QuantVLA: Scale-Calibrated Post-Training Quantization for Vision-Language-Action Models
Jingxuan Zhang, Yunta Hsieh, Zhongwei Wang, Haokun Lin, Xin Wang, Ziqi Wang, Yingtie Lei, Mi Zhang
2026-02-25
Summary
This paper introduces a new method called QuantVLA to make complex vision-language-action (VLA) models, which control robots or agents based on what they see and hear, more efficient without losing performance.
What's the problem?
VLA models are getting really big and require a lot of computing power and memory, especially when they need to plan actions over longer periods of time. This makes it difficult to actually use them in real-world applications where resources are limited, like on a robot with a small computer or a device with limited battery life. Specifically, the 'action head' part of these models, often using a 'diffusion transformer' architecture, is particularly hard to shrink in size.
What's the solution?
The researchers developed QuantVLA, a technique that reduces the precision of the numbers used inside the VLA model – essentially simplifying the calculations. It does this *after* the model is already trained, so no extra training is needed. They selectively simplify different parts of the model, keeping the most important parts (attention mechanisms) in higher precision while simplifying others.
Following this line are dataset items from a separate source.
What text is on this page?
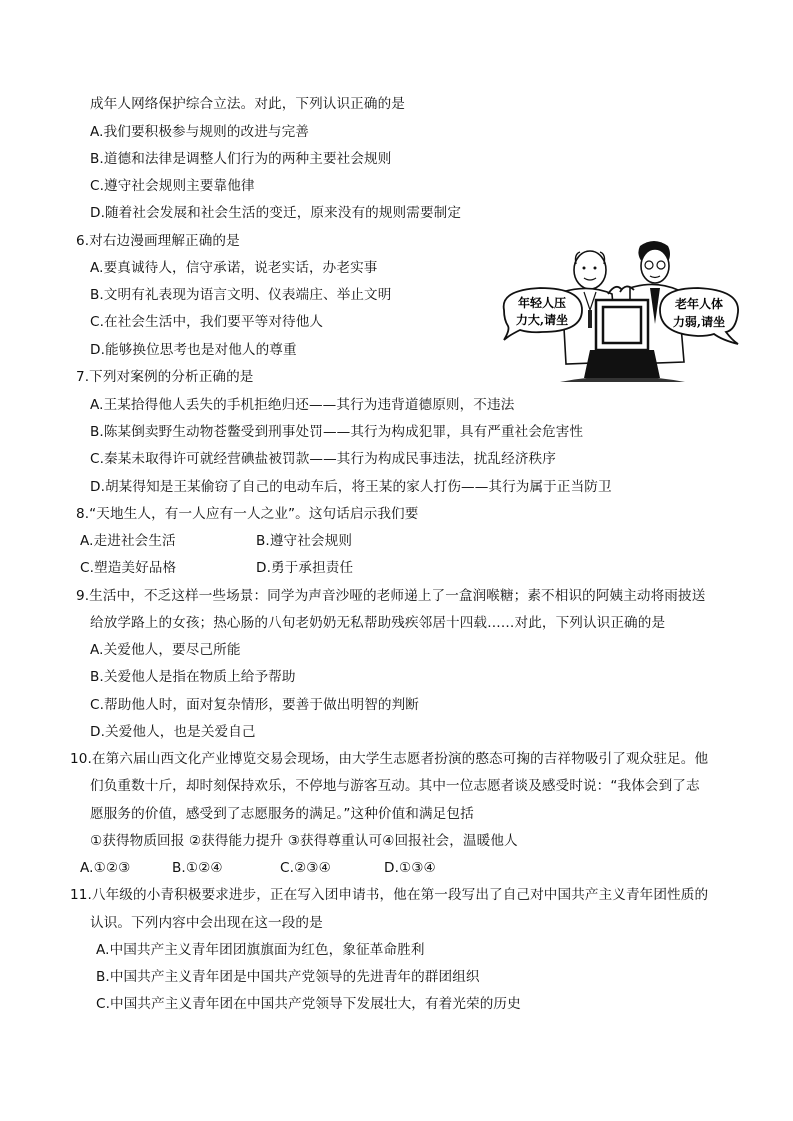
成年人网络保护综合立法。对此，下列认识正确的是
A.我们要积极参与规则的改进与完善
B.道德和法律是调整人们行为的两种主要社会规则
C.遵守社会规则主要靠他律
D.随着社会发展和社会生活的变迁，原来没有的规则需要制定
6.对右边漫画理解正确的是
A.要真诚待人，信守承诺，说老实话，办老实事
B.文明有礼表现为语言文明、仪表端庄、举止文明
C.在社会生活中，我们要平等对待他人
D.能够换位思考也是对他人的尊重
年轻人压
力大,请坐
老年人体
力弱,请坐
7.下列对案例的分析正确的是
A.王某拾得他人丢失的手机拒绝归还——其行为违背道德原则，不违法
B.陈某倒卖野生动物苍鳖受到刑事处罚——其行为构成犯罪，具有严重社会危害性
C.秦某未取得许可就经营碘盐被罚款——其行为构成民事违法，扰乱经济秩序
D.胡某得知是王某偷窃了自己的电动车后，将王某的家人打伤——其行为属于正当防卫
8.“天地生人，有一人应有一人之业”。这句话启示我们要
A.走进社会生活	B.遵守社会规则
C.塑造美好品格	D.勇于承担责任
9.生活中，不乏这样一些场景：同学为声音沙哑的老师递上了一盒润喉糖；素不相识的阿姨主动将雨披送
给放学路上的女孩；热心肠的八旬老奶奶无私帮助残疾邻居十四载……对此，下列认识正确的是
A.关爱他人，要尽己所能
B.关爱他人是指在物质上给予帮助
C.帮助他人时，面对复杂情形，要善于做出明智的判断
D.关爱他人，也是关爱自己
10.在第六届山西文化产业博览交易会现场，由大学生志愿者扮演的憨态可掬的吉祥物吸引了观众驻足。他
们负重数十斤，却时刻保持欢乐，不停地与游客互动。其中一位志愿者谈及感受时说：“我体会到了志
愿服务的价值，感受到了志愿服务的满足。”这种价值和满足包括
①获得物质回报 ②获得能力提升 ③获得尊重认可④回报社会，温暖他人
A.①②③	B.①②④	C.②③④	D.①③④
11.八年级的小青积极要求进步，正在写入团申请书，他在第一段写出了自己对中国共产主义青年团性质的
认识。下列内容中会出现在这一段的是
A.中国共产主义青年团团旗旗面为红色，象征革命胜利
B.中国共产主义青年团是中国共产党领导的先进青年的群团组织
C.中国共产主义青年团在中国共产党领导下发展壮大，有着光荣的历史
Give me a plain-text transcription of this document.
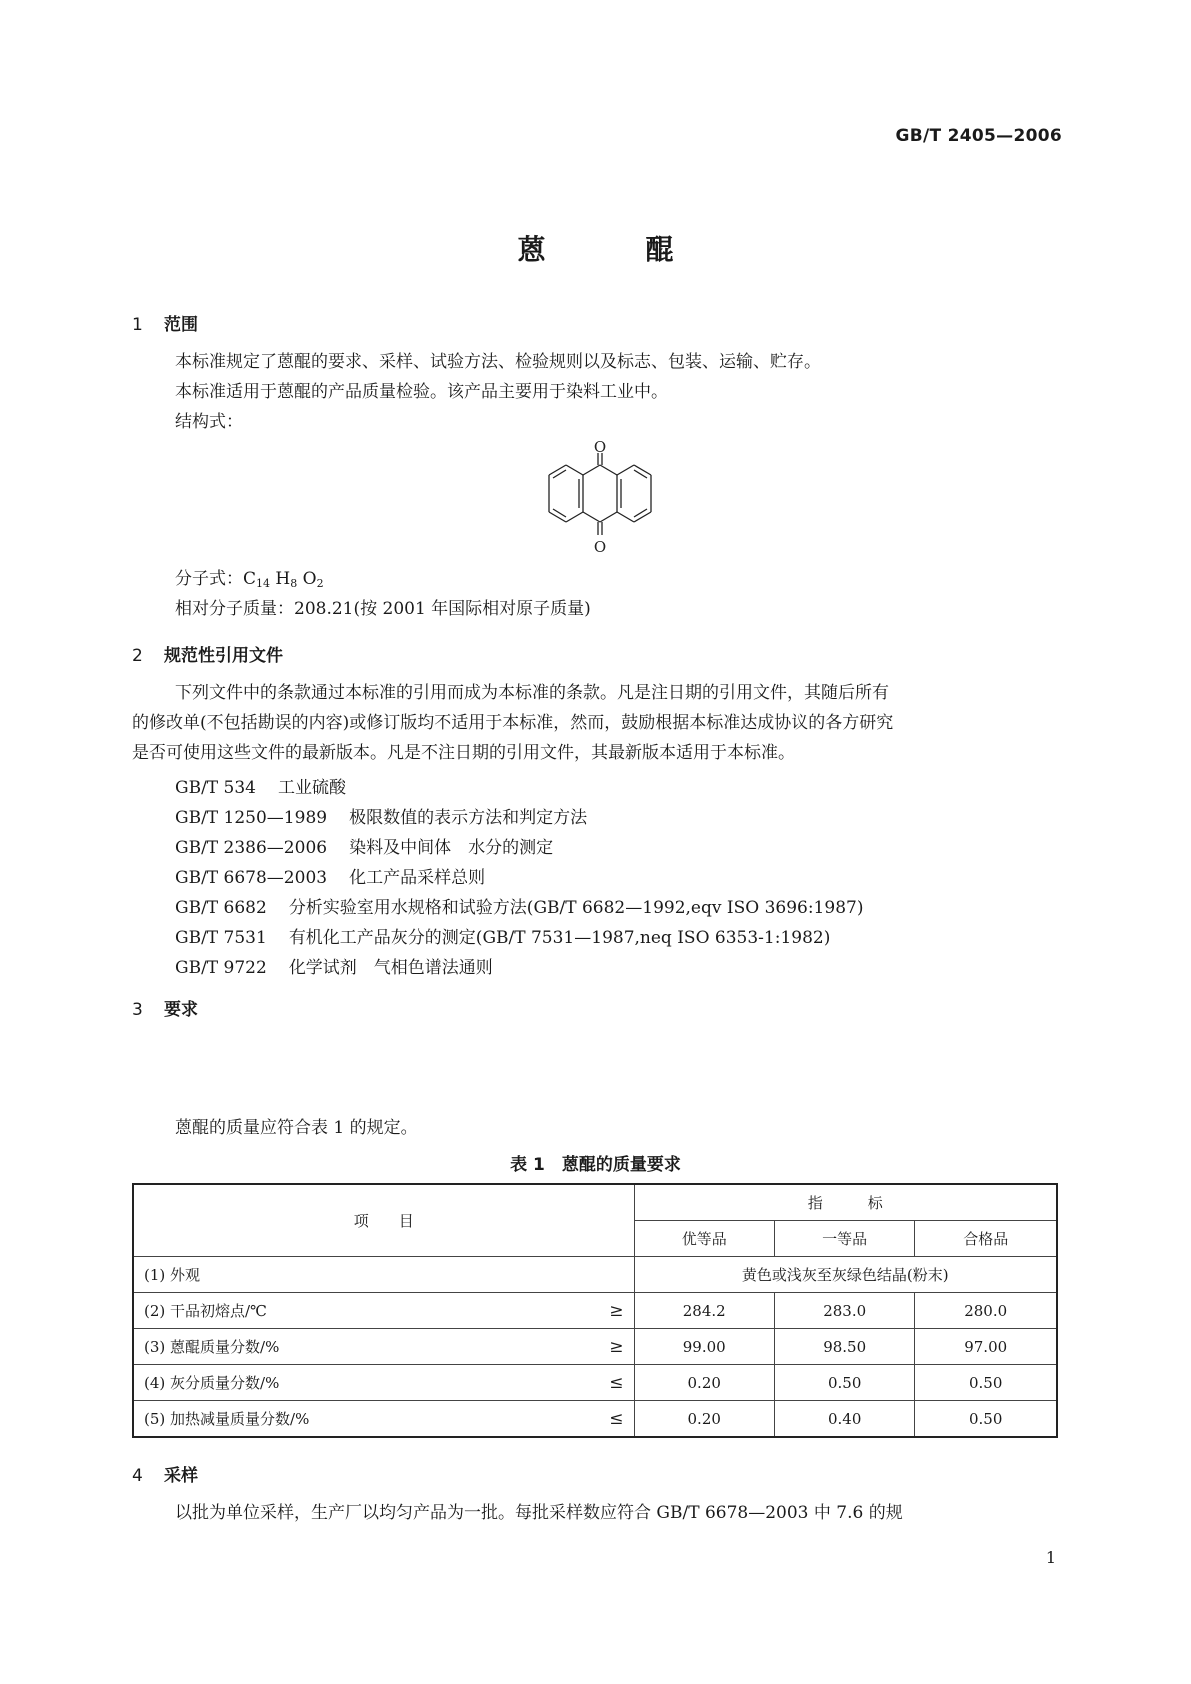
GB/T 2405—2006
蒽　醌
1 范围
本标准规定了蒽醌的要求、采样、试验方法、检验规则以及标志、包装、运输、贮存。
本标准适用于蒽醌的产品质量检验。该产品主要用于染料工业中。
结构式：
O
O
分子式：$C_{14}$ $H_8$ $O_2$
相对分子质量：208.21(按 2001 年国际相对原子质量)
2 规范性引用文件
下列文件中的条款通过本标准的引用而成为本标准的条款。凡是注日期的引用文件，其随后所有
的修改单(不包括勘误的内容)或修订版均不适用于本标准，然而，鼓励根据本标准达成协议的各方研究
是否可使用这些文件的最新版本。凡是不注日期的引用文件，其最新版本适用于本标准。
GB/T 534 工业硫酸
GB/T 1250—1989 极限数值的表示方法和判定方法
GB/T 2386—2006 染料及中间体　水分的测定
GB/T 6678—2003 化工产品采样总则
GB/T 6682 分析实验室用水规格和试验方法(GB/T 6682—1992,eqv ISO 3696:1987)
GB/T 7531 有机化工产品灰分的测定(GB/T 7531—1987,neq ISO 6353-1:1982)
GB/T 9722 化学试剂　气相色谱法通则
3 要求
蒽醌的质量应符合表 1 的规定。
表 1　蒽醌的质量要求
项　　目	指　　　标		
	优等品	一等品	合格品
(1) 外观	黄色或浅灰至灰绿色结晶(粉末)		
(2) 干品初熔点/℃ ≥	284.2	283.0	280.0
(3) 蒽醌质量分数/% ≥	99.00	98.50	97.00
(4) 灰分质量分数/% ≤	0.20	0.50	0.50
(5) 加热减量质量分数/% ≤	0.20	0.40	0.50
4 采样
以批为单位采样，生产厂以均匀产品为一批。每批采样数应符合 GB/T 6678—2003 中 7.6 的规
1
They also use clever scaling tricks to make sure the simplified model still works well and doesn't lose accuracy, focusing on stabilizing the attention and balancing the outputs. It uses a small amount of example data to calibrate the simplification process.
Why it matters?
This work is important because it allows us to run these powerful VLA models on less powerful hardware, making them practical for real-world robots and agents. It achieves significant savings in memory usage and speeds up processing time, all while maintaining or even improving performance on tasks. This opens the door to more scalable and accessible embodied intelligence, meaning smarter robots and agents that can operate effectively in the real world with limited resources.
Abstract
Vision-language-action (VLA) models unify perception, language, and control for embodied agents but face significant challenges in practical deployment due to rapidly increasing compute and memory demands, especially as models scale to longer horizons and larger backbones. To address these bottlenecks, we introduce QuantVLA, a training-free post-training quantization (PTQ) framework that, to our knowledge, is the first PTQ approach for VLA systems and the first to successfully quantize a diffusion transformer (DiT) action head. QuantVLA incorporates three scale-calibrated components: (1) a selective quantization layout that integerizes all linear layers in both the language backbone and the DiT while keeping attention projections in floating point to preserve the original operator schedule; (2) attention temperature matching, a lightweight per-head scaling mechanism that stabilizes attention logits and is folded into the dequantization scales at inference; and (3) output head balancing, a per-layer residual interface calibration that mitigates post-projection energy drift. The framework requires no additional training, uses only a small unlabeled calibration buffer, and supports integer kernels for low-bit weights and activations while leaving the architecture unchanged. Across representative VLA models on LIBERO, QuantVLA exceeds the task success rates of full-precision baselines, achieves about 70% relative memory savings on the quantized components, and delivers a 1.22x speedup in end-to-end inference latency, providing a practical pathway toward scalable low-bit embodied intelligence under strict compute, memory, and power constraints.